Posted May. 13, 2008 08:30,   


The head of a welfare facility who used the government’s subsidy for the physically challenged to pay for plastic surgeries and personal residence

A businessman who embezzled the government’s funding for technology development to finance his daughter’s overseas language study

These people were recently indicted by the prosecution on charges of embezzlement of state money by public firms and other state-sponsored organizations.

The Supreme Prosecutors’ Office announced yesterday that it would intensify its investigation on malpractices by state-run companies that drain money from the government’s coffer as well as other corruption cases linked with state funds.

Senior prosecutor Choi Jae-gyeong said, “Recently, the functions and budgets of state-run corporations have been expanded to a level comparable to those of administrative agencies. However, they have not been subject to investigation over their corrupt conduct. We’ll closely cooperate with other government agencies including the Board of Audit and Inspection and the Financial Supervisory Service to investigate until tangible results are drawn.”

Prosecutors are investigating or secretly examining around 20 state-run firms and organizations including the Korea Coal Corporation, the Korea Exchange, and the Korea Securities Depository.

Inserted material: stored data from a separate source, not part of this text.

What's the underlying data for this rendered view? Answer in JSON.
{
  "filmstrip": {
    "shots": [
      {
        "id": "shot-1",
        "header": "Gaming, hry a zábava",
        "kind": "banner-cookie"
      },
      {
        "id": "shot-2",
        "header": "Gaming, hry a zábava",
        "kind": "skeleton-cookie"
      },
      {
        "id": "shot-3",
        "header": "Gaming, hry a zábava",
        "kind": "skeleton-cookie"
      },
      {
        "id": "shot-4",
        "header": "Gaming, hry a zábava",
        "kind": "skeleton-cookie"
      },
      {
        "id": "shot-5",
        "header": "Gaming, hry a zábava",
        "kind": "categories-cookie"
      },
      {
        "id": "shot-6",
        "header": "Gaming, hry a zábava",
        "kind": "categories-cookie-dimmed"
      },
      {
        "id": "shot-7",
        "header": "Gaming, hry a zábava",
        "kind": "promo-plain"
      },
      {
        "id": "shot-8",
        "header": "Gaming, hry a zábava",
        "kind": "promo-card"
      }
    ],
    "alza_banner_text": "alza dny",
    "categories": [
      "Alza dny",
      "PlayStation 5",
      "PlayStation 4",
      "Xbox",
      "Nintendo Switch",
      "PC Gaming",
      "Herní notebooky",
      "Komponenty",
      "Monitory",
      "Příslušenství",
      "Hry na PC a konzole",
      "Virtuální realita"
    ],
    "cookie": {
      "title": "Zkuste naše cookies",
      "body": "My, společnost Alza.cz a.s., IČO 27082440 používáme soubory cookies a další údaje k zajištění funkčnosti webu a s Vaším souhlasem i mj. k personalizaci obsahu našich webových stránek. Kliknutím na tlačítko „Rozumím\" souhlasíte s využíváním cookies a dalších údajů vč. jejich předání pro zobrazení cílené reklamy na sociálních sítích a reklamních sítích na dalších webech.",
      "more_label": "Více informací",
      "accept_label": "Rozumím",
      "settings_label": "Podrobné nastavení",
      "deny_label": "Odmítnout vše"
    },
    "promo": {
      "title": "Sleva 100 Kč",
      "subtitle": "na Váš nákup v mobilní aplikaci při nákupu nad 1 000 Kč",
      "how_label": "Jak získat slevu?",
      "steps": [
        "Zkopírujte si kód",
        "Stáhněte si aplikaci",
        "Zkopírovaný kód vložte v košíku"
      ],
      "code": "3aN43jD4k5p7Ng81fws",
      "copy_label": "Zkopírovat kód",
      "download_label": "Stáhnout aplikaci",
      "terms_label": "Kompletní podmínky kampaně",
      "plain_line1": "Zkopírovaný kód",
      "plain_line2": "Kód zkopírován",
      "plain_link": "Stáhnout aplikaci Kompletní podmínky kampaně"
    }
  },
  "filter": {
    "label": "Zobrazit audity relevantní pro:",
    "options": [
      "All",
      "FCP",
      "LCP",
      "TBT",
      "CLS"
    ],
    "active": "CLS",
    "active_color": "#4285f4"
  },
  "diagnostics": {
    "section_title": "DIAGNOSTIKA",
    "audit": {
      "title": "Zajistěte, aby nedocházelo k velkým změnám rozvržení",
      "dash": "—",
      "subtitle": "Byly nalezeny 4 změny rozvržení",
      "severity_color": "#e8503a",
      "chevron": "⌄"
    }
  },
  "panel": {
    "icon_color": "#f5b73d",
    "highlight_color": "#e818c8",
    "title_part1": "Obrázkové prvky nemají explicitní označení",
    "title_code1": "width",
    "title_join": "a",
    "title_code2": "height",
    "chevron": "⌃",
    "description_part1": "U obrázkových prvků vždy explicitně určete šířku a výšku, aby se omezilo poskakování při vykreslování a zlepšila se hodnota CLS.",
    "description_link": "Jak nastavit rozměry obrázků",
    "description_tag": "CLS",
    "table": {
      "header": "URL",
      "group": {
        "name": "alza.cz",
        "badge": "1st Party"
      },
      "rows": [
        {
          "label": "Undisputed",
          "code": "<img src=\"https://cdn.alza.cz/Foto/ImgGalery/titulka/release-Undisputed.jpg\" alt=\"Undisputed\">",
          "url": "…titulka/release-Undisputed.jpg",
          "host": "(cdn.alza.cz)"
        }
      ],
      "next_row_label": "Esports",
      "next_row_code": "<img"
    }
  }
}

Regarding irregularities in state-run firms, the focus of the probe is on △bribe-taking △illegal activities in personnel management and misappropriation △creation of slush fund and embezzlement △accounting fraud, tax evasion, bid-rigging and illegal subcontracting, and △illegal brokering.

In terms of illegal spending of state subsidies, the investigation has been focused on △defrauding and embezzling subsidies △government officials’ bribe-taking and connivance at defrauding subsidies △forging documents, and △malfeasance in office.

Prosecutors announced that they have investigated around 80 people and arrested 34, while dealing with 31 crime cases related with state subsidies since they began investigation in January. They have found that subsidies worth 20 billion won have been lost, and took punitive measures to set off the loss.

The prosecution said that it would continue to collect information on illegal activities and send the information to regional prosecutors’ offices including the Seoul District Public Prosecutors’ Office so as to facilitate investigation.

The prosecutors’ office plans to choose some state-run firms as the first targets of investigation. The Central Investigation Department of the Supreme Prosecutor`s Office will probe some firms that have been seriously checkered with corruption cases.

Also, a prosecutorial team specializing in confiscating illegally amassed wealth is expected to gain new momentum as the prosecution has recently charged Jeong Guk-gyo, a United Democratic Party’s lawmaker-elect who was involved in stock price manipulation, some 50 billion won.